The Physical Science Basis, the first of the three reports, was produced by 234 scientists from 64 countries, who used 14,000 scientific papers as source material. The report itself is 2,409 pages long. To be published, 195 countries had to sign on, and getting them to do so also was not a trivial job as they needed to agree on a line-by-line basis. It was published on April 9, 2021.

In its thirteen chapters, The Physical Science Basis says that we could still stop climate warming at 1.5°C, provided that we undertook urgent action. In layman’s terms, it says this is an emergency, and we should respond to it as we respond to emergencies.

On the other hand, a lack of emergency measures causes us to warm by 2.5°C to 4.0°C, with sea level rises that could range from 0.5 meters to as much as 5 meters. The former would be a severe nuisance in many costal communities. The latter could mean some cities would be abandoned.

An editorial in The Guardian, “The Physical Science Basis” was called the “starkest warning yet” of “major inevitable and irreversible climate changes.” UN Secretary-General Antonio Guterres said it was “code red for humanity.” That was two years ago.

The Physical Science Basis can be found at

Impacts, Adaptation and Vulnerability, the second report, is 3,068 pages long. It was accompanied by a 37-page summary for policy makers. It was published on February 28, 2022. It examines impacts of climate change in terms of loss of biodiversity, migration, risks to human activities and health, food security, water scarcity, and energy. It addressed 127 negative effects of climate change, and it said that many of them could not be reversed.

Among the negative effects are that approximately 1 billion people face flooding due to sea level rise, and 3.3 billion are considered highly vulnerable in some way.

Impacts, Adaptation and Vulnerability can be found at

The third report in the series is Mitigation of Climate Change. Including its end materials, it is 2258 pages long. It deals with a wide selection of topics relating to mitigation. It examines energy and such other resources as agriculture and water. It looks at both the sources of carbon emissions and the ways we can emit less from them. It considers what is needed for cities and industry to reduce emissions and live with the results of climate change, and it also considers the finances that will make the changes possible. It was published on April 4, 2022.

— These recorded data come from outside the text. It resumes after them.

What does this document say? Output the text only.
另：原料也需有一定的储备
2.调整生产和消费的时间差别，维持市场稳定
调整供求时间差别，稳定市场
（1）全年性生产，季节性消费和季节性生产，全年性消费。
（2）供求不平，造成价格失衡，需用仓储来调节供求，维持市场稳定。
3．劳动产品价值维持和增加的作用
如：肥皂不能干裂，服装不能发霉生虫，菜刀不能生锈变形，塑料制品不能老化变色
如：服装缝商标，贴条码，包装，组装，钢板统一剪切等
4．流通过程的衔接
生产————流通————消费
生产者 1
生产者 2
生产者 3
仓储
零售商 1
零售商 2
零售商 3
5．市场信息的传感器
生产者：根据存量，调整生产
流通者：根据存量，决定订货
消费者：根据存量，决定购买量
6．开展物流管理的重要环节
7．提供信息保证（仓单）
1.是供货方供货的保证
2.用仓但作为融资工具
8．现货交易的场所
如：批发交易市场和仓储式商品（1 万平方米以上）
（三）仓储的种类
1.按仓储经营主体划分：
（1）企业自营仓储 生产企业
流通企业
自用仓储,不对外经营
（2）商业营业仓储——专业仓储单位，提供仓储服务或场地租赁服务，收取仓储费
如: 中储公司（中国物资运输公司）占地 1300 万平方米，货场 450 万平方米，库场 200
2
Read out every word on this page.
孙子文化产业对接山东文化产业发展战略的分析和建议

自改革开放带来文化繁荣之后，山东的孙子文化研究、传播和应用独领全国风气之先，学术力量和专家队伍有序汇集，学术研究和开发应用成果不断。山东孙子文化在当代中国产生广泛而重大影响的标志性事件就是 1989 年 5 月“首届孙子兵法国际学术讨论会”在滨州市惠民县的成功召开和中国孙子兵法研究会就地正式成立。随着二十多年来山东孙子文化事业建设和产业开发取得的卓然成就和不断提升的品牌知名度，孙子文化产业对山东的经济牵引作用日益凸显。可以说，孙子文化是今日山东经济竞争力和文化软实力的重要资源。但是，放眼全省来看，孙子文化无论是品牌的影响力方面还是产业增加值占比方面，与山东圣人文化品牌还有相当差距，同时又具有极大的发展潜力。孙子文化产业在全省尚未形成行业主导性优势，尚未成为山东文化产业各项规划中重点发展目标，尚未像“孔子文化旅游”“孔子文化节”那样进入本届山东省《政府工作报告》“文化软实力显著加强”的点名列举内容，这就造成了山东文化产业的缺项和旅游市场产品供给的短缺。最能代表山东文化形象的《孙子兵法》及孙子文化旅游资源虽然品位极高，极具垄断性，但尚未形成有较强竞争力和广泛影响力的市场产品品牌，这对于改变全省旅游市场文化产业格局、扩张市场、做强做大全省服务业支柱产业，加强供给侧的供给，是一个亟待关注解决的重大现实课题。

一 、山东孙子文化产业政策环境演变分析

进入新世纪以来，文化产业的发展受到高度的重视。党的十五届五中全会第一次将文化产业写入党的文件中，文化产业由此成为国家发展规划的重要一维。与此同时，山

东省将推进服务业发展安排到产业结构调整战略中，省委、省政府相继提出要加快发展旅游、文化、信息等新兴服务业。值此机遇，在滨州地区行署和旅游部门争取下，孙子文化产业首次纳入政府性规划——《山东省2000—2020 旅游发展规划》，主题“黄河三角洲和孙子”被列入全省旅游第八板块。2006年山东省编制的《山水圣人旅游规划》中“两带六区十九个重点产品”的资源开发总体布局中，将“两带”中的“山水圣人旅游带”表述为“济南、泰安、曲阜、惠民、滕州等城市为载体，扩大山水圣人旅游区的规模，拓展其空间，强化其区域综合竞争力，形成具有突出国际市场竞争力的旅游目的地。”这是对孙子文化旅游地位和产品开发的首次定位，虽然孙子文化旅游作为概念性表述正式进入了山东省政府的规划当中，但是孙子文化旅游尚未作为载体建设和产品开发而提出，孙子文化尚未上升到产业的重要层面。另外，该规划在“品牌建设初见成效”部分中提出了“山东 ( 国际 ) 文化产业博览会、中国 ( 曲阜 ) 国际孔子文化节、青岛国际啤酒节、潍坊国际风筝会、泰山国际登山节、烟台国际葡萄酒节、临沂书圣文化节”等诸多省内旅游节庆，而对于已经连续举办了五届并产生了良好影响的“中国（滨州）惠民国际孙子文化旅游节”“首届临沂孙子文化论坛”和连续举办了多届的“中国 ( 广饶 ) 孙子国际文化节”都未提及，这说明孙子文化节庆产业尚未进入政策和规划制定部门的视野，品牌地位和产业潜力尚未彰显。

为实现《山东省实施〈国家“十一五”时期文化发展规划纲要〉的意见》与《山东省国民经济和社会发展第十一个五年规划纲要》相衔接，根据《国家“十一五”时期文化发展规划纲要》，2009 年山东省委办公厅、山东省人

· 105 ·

Mitigation of Climate Change can be found at

Together, these three reports represent 7,735 pages of dense, scientific reading. There are doubtless some people in this world who would read them all. The IPCC published AR6 for the rest of us, so we can get a grasp on what the reports mean.

So far, the IPCC has not put the body of AR6 on the internet. No doubt it will soon. When it does, it can be expected to be available at In the meantime, the Summary for Policymakers is available at that same address.

The document has three sections, which are grouped into a total of 18 subsections. We will not publish all of them here. But we should produce quotations from some that we think are particularly important, all considered by the scientists to be matters of high or very high confidence. We ask readers to remember that these findings have been signed by 195 countries:

“A.1 Human activities, principally through emissions of greenhouse gases, have unequivocally caused global warming, with global surface temperature reaching 1.1°C above 1850–1900 in 2011–2020. Global greenhouse gas emissions have continued to increase.”

“A.2 Widespread and rapid changes in the atmosphere, ocean, cryosphere and biosphere have occurred. Human-caused climate change is already affecting many weather and climate extremes in every region across the globe.”

“A.4 Policies and laws addressing mitigation have consistently expanded since AR5. Global GHG emissions in 2030 implied by nationally determined contributions (NDCs) announced that by October 2021 it is likely that warming will exceed 1.5°C during the 21st century and make it harder to limit warming below 2°C.”

“B.3 Some future changes are unavoidable and/or irreversible but can be limited by deep, rapid and sustained global greenhouse gas emissions reduction.”

“B.5 Limiting human-caused global warming requires net zero CO2 emissions.”

“C.1 Climate change is a threat to human well-being and planetary health. There is a rapidly closing window of opportunity to secure a livable and sustainable future for all.”

“C.2 Deep, rapid and sustained mitigation and accelerated implementation of adaptation actions in this decade would reduce projected losses and damages for humans and ecosystems, and deliver many co-benefits, especially for air quality and health.”

“C.3 Rapid and far-reaching transitions across all sectors and systems are necessary to achieve deep and sustained emissions reductions and secure a livable and sustainable future for all.”